The most polished Rance yet, but not without blemishes. I am particularly a fan of the immersive backgrounds and striking CGs. Character art looks better than ever. Music is boppin’ and groovy. 3D character models are much more appealing than the previous game. (Still, there are greater heights to be reached in the future *cough*Rance 03*cough*.)

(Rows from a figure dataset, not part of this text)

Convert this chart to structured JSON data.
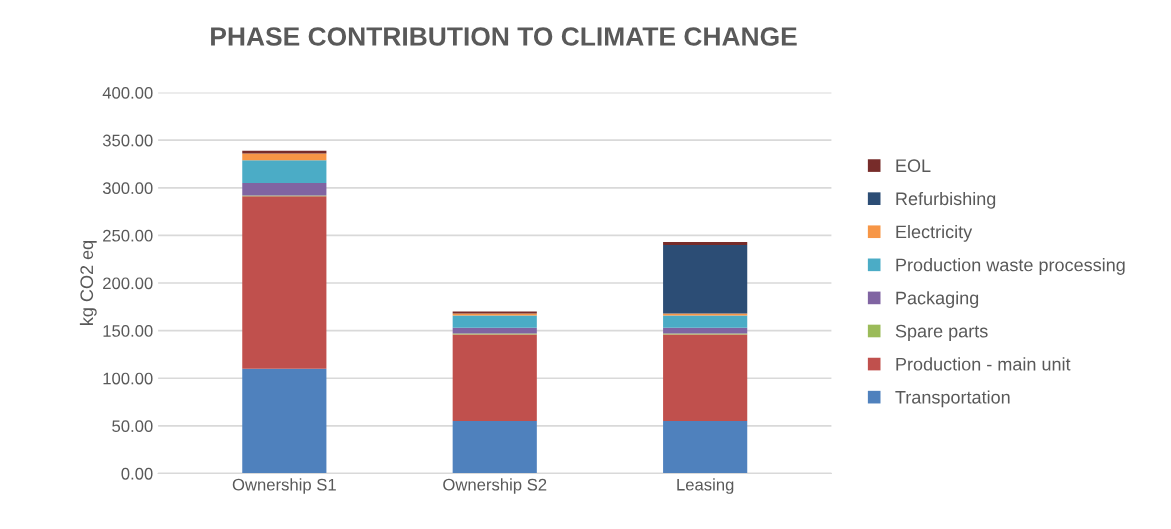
{
  "chart_data": {
    "type": "bar",
    "title": "PHASE CONTRIBUTION TO CLIMATE CHANGE",
    "ylabel": "kg CO2 eq",
    "categories": [
      "Ownership S1",
      "Ownership S2",
      "Leasing"
    ],
    "stacked": true,
    "ylim": [
      0,
      400
    ],
    "yticks": [
      {
        "value": 0,
        "label": "0.00"
      },
      {
        "value": 50,
        "label": "50.00"
      },
      {
        "value": 100,
        "label": "100.00"
      },
      {
        "value": 150,
        "label": "150.00"
      },
      {
        "value": 200,
        "label": "200.00"
      },
      {
        "value": 250,
        "label": "250.00"
      },
      {
        "value": 300,
        "label": "300.00"
      },
      {
        "value": 350,
        "label": "350.00"
      },
      {
        "value": 400,
        "label": "400.00"
      }
    ],
    "grid": "y",
    "legend": "right",
    "series": [
      {
        "name": "Transportation",
        "color": "#4f81bd",
        "values": [
          110,
          55,
          55
        ]
      },
      {
        "name": "Production - main unit",
        "color": "#c0504d",
        "values": [
          181,
          91,
          91
        ]
      },
      {
        "name": "Spare parts",
        "color": "#9bbb59",
        "values": [
          1,
          1,
          1
        ]
      },
      {
        "name": "Packaging",
        "color": "#8064a2",
        "values": [
          13,
          6,
          6
        ]
      },
      {
        "name": "Production waste processing",
        "color": "#4bacc6",
        "values": [
          24,
          13,
          13
        ]
      },
      {
        "name": "Electricity",
        "color": "#f79646",
        "values": [
          7,
          2,
          2
        ]
      },
      {
        "name": "Refurbishing",
        "color": "#2c4d75",
        "values": [
          0,
          0,
          72
        ]
      },
      {
        "name": "EOL",
        "color": "#772c2a",
        "values": [
          3,
          2,
          3
        ]
      }
    ]
  }
}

Consistently enjoyable with a great sense of progression, but not without jank, a few convoluted aspects, and lengthy, inadequate tutorials. A free battle mode and tips before each battle will help keep you from feeling stuck, and the freeform/linear structure was very approachable.
Rance IX is a premium game at a premium price point, and it’s well worth the cost of admission. Despite my conflicting feelings, I can’t help but give this game a generally warm 7/10. It is geared more toward those who have been invested in the series for a long time, so I would recommend experiencing prior games first. Anyone interested would do well for themselves to try Mangagamer’s previous English Rance releases in numerical order. For existing fans, Rance IX is a satisfying addition to the Rance pantheon.